Escribo desde mi Azotea…
17 mayo 2010

Me gustaría algún día que el mar fuese una fuente de inspiración étnica y una manera de hallar sentido a una existencia sobre la tierra… como lo pienso yo.
Pienso que hay muchas cosas útiles y preciosas que aprender del trato con el mar. Cosas como la humildad, tenacidad, paciencia, colaboración y vigilancia contínua… pero lo más grande es la libertad.
Esto es una paranoia gorda, gorda, porque es así, pues a bordo de un barco estamos presos como en ningún otro lugar… el espacio es mínimal… si pretendemos sobrevivir, no podemos hacer nada más que seguir navegando.
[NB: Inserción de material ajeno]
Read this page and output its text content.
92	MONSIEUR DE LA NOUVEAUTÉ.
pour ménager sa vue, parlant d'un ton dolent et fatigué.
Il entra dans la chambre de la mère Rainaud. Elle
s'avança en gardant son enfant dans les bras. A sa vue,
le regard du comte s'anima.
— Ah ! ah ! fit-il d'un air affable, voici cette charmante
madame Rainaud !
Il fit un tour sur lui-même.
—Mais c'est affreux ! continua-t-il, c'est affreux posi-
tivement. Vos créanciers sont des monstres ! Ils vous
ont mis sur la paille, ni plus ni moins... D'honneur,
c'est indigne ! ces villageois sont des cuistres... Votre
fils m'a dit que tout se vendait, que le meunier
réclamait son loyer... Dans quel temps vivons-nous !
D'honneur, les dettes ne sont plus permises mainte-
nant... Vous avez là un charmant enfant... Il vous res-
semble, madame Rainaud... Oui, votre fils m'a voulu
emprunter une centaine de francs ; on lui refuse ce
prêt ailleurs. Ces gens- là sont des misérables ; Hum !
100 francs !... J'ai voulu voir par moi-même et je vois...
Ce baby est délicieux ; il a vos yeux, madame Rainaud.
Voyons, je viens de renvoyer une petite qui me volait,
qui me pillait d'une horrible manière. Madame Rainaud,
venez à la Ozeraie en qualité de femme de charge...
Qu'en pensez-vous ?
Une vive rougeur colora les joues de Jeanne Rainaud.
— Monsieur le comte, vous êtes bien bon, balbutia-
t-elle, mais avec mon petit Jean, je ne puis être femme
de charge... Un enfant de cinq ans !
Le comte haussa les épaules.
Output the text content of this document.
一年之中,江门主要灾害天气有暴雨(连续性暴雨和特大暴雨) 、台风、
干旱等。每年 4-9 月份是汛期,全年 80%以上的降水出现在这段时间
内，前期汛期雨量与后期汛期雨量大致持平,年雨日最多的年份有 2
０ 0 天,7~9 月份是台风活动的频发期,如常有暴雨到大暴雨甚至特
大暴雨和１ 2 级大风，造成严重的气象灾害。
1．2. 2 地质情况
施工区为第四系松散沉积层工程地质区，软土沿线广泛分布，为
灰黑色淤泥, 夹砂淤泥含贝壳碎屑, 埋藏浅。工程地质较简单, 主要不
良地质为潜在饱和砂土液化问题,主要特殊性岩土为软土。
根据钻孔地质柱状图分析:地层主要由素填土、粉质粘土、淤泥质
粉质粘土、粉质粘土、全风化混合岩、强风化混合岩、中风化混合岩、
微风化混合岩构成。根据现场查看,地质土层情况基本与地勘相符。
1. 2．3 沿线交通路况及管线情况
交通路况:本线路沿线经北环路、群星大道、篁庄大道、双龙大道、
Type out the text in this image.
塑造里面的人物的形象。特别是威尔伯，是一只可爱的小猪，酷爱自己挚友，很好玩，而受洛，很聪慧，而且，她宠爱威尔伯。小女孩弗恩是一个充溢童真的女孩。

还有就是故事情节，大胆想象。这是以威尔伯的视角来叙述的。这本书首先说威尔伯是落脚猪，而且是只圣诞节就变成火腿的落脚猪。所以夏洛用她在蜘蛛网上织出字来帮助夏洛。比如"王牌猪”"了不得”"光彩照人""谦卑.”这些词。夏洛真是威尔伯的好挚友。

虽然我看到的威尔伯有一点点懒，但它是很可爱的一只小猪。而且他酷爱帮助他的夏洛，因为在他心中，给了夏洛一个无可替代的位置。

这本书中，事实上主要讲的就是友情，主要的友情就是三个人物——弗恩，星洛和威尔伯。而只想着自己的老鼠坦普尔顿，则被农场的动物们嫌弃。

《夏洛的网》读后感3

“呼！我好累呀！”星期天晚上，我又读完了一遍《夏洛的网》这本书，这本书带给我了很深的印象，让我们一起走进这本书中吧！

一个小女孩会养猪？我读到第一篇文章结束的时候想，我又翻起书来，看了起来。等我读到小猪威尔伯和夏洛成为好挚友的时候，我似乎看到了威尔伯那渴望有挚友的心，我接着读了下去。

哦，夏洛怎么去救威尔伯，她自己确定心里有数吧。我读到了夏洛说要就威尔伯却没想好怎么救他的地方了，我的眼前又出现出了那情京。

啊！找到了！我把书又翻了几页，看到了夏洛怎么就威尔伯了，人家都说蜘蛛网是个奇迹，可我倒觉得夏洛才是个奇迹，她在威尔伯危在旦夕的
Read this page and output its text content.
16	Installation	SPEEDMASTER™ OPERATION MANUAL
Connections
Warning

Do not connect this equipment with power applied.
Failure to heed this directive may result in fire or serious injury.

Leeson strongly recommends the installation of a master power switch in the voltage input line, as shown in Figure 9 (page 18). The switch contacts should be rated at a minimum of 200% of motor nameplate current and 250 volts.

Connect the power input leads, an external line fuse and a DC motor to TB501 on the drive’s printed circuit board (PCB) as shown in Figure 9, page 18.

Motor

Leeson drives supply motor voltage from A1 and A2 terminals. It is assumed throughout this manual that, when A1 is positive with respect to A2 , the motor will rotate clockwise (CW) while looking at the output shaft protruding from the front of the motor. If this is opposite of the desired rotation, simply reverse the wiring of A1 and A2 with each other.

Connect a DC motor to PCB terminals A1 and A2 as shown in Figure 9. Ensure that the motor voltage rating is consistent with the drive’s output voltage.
Pero al mismo tiempo, somos más libres que en ningún otro lugar sobre tierra firme.
Libre de soñar, delante del horizonte sin límites, de volar en el pensamiento, sin destino preciso… a merced de los vientos, a merced de mí sonda buscadora de cardúmenes.
Pero lo más curioso es que este tipo de convivencia me recuerda mucho a mi otra pasión (esta me da el pan de cada día)… ahora la vivo con otras sensaciones, desde otro punto de vista… pero sigo teniendo cosquillas, sigo sin poder dormir cuando me emociono… sigo llorando a veces de subidón… a veces de bajona…
Ahora me encanta mirar a los que empiezan, esos que están empezando a ser futuros cocineros, porque si ellos supieran que cada dia de su vida, de cocinero aprenderá algo y que al dejar la cocina no lo sabrá todo… renunciaría…
Si es fuerte, cuando empieze a desenvolverse bien, cuando para el la cocina no solo sea dar de comer, cuando empieze a ver como fermenta una masa y consiga descifrar este enigma alimentario… le será imposible renunciar… estará obligado a entregarse, cada año más.
Al principio es casí un juego, luego la cocina y su mundo hacen de el un esclavo.
Por último, llega el día en que cree dominarlos… ser su amo.
Pero nadie posee la mar… se es poseido por ella.